Veritas: A Harvard Professor, a Con Man, and the Gospel of Jesus's Wife
September 20, 2021
What’s more important, the Truth or a good narrative? Karen King is a Harvard Divinity School professor who specialized in Gnostic writings. She received an email about a new papyrus that seemed to indicate that Jesus was married. She dismissed it for a year, then suddenly emailed back and began working with the papyrus’s owner on authenticating, translating, etc.
It’s hard to take notes on an audiobook, but I used Audible’s “bookmark” feature to note two passages:
Her lectures “prodded students to reconsider everything they took for granted about Christianity.”
Are the decisions made by male bishops under the Roman Emporer in the 4th century what we need for a democratic, pluralistic world today?" King once asked. "What happens if we tell the story differently? What if the earliest Christians don't model for us a fixed and certain path, but instead call us to emulate their struggles to make Christianity in our day?
I hear in this the same spirit that was in Emerson (see notes on First We Read, Then We Write), when he demanded “a religion by revelation to us, and not a history of [foregoing generations’]”.
In acceptance speech for a teaching award at Occidental College (in LA) in 1989,
King made no effort to hide what she called her "sneakier tactic." "To those who walk in with their faith firm, whatever that faith is, with their convictions sure, their moral standards in good condition, I try to take away some of that surety, some of that conviction, some of that confidence," she said.
The spirit of the devil himself is to attack the certainty of salvation.
How was the forgery identified? This 2015 blog post by Christian Askeland explains. Michael Grondin once wanted to write a computer program to look for patterns in the Gospel of Thomas. So, he produced a unique English/Coptic interlinear, making some unusual translation choices so that there was only one English word used for a given Coptic word, regardless of context. The papyrus had some misspellings that match those in this interlinear, and the papyrus owner’s proposed translation shows that he used this interlinear as well.

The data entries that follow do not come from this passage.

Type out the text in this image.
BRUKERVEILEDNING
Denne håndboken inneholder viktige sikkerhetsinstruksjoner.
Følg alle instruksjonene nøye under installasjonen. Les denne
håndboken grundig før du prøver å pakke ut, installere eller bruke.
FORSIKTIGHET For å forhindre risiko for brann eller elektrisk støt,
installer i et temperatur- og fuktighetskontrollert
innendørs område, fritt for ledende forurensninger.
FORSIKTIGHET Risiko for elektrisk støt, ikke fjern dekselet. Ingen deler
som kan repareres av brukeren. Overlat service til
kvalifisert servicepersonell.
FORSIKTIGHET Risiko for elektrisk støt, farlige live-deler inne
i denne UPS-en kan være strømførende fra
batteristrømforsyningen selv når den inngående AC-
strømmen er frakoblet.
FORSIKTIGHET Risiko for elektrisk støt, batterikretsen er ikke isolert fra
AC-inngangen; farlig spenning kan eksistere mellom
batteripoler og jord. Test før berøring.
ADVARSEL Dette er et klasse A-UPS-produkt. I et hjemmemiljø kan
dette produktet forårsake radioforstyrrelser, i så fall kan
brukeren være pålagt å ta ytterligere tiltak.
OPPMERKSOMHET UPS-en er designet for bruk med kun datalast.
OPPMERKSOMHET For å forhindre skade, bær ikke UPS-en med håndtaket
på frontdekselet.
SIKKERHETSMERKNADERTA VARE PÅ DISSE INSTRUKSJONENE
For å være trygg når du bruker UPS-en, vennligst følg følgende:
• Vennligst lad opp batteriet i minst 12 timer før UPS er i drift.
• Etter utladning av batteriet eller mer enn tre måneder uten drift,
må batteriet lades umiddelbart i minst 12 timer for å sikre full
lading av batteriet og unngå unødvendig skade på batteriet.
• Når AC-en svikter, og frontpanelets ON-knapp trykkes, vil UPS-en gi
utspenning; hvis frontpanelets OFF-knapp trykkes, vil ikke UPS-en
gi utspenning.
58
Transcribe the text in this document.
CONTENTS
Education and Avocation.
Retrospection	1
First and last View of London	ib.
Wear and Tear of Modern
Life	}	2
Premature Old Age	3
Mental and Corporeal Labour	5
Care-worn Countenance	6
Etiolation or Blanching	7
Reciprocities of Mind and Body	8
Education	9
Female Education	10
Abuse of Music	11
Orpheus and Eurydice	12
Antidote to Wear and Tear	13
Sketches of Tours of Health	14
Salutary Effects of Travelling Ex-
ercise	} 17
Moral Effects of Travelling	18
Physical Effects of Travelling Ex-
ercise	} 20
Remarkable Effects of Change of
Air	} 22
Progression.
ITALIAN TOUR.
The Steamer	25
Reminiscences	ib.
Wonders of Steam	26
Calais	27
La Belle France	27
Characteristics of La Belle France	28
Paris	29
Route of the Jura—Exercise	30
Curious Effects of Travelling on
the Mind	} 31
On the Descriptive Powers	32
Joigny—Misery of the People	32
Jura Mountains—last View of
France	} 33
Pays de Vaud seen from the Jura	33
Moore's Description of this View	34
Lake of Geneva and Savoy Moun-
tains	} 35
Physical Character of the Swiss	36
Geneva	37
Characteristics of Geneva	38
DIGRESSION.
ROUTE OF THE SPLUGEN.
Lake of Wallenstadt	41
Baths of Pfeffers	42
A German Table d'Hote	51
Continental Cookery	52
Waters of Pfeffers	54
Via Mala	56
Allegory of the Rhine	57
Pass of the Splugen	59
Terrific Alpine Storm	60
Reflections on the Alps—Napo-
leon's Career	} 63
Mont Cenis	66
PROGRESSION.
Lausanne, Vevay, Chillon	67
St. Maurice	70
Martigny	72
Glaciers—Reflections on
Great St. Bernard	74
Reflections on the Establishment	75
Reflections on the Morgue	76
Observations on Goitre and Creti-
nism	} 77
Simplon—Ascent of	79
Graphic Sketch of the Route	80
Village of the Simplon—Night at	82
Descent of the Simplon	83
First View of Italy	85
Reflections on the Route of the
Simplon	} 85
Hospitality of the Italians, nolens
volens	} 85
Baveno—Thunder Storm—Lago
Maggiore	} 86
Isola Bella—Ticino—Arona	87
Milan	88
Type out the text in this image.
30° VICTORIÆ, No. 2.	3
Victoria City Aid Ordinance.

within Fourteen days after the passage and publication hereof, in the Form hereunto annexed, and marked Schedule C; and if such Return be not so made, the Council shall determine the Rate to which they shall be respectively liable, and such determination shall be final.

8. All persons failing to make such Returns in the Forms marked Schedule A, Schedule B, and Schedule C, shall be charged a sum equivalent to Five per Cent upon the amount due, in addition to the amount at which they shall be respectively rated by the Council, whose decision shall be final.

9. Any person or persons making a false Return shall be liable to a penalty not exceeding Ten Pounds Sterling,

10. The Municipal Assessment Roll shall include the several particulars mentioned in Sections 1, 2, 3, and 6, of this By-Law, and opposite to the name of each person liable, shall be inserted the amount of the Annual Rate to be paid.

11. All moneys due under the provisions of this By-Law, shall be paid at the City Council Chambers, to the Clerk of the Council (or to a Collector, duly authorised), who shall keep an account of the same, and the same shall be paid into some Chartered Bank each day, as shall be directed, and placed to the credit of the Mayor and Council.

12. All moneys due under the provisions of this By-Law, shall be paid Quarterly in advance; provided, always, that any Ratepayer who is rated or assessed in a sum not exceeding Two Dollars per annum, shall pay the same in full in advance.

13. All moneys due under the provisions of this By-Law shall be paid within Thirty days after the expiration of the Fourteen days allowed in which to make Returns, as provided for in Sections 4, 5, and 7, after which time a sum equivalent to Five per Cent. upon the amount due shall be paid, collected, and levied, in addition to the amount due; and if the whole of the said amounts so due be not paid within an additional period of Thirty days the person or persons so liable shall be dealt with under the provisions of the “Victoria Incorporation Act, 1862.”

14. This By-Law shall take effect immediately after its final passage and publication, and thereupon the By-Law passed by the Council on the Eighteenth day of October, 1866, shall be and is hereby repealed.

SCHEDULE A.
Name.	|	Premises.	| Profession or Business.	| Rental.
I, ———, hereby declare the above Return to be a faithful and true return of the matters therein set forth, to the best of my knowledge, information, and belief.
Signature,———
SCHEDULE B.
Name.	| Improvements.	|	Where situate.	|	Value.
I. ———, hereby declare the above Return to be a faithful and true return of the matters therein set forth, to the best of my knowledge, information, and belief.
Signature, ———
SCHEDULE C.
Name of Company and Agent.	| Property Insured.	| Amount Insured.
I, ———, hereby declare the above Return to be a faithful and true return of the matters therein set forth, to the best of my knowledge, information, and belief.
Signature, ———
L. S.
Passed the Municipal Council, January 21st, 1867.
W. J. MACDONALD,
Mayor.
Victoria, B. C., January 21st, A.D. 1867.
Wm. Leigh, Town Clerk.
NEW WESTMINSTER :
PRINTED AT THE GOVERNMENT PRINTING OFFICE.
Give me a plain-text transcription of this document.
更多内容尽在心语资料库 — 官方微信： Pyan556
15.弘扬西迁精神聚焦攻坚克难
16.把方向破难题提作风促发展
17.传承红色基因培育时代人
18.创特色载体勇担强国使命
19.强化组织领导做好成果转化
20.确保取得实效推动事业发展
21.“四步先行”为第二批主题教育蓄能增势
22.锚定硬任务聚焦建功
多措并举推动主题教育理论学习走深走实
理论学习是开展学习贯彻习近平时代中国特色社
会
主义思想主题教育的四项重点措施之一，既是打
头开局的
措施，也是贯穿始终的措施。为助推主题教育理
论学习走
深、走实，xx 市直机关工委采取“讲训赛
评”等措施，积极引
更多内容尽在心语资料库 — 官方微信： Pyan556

There is much in this book about the forger, Walter Fritz, who the author interviewed extensively. His motivations were complex, and Dr. King’s were as well. Various relatives and friends of hers were involved in verifying the papyrus, sometimes using new techniques invented for this specific purpose, in one case basically founding a scientific firm at her request. Articles were published about the papyrus under pressure, so the Harvard name would give it more credence. I guess the take-away is that experts are still humans with motivations and biases, and especially bombshell new findings should be looked at carefully.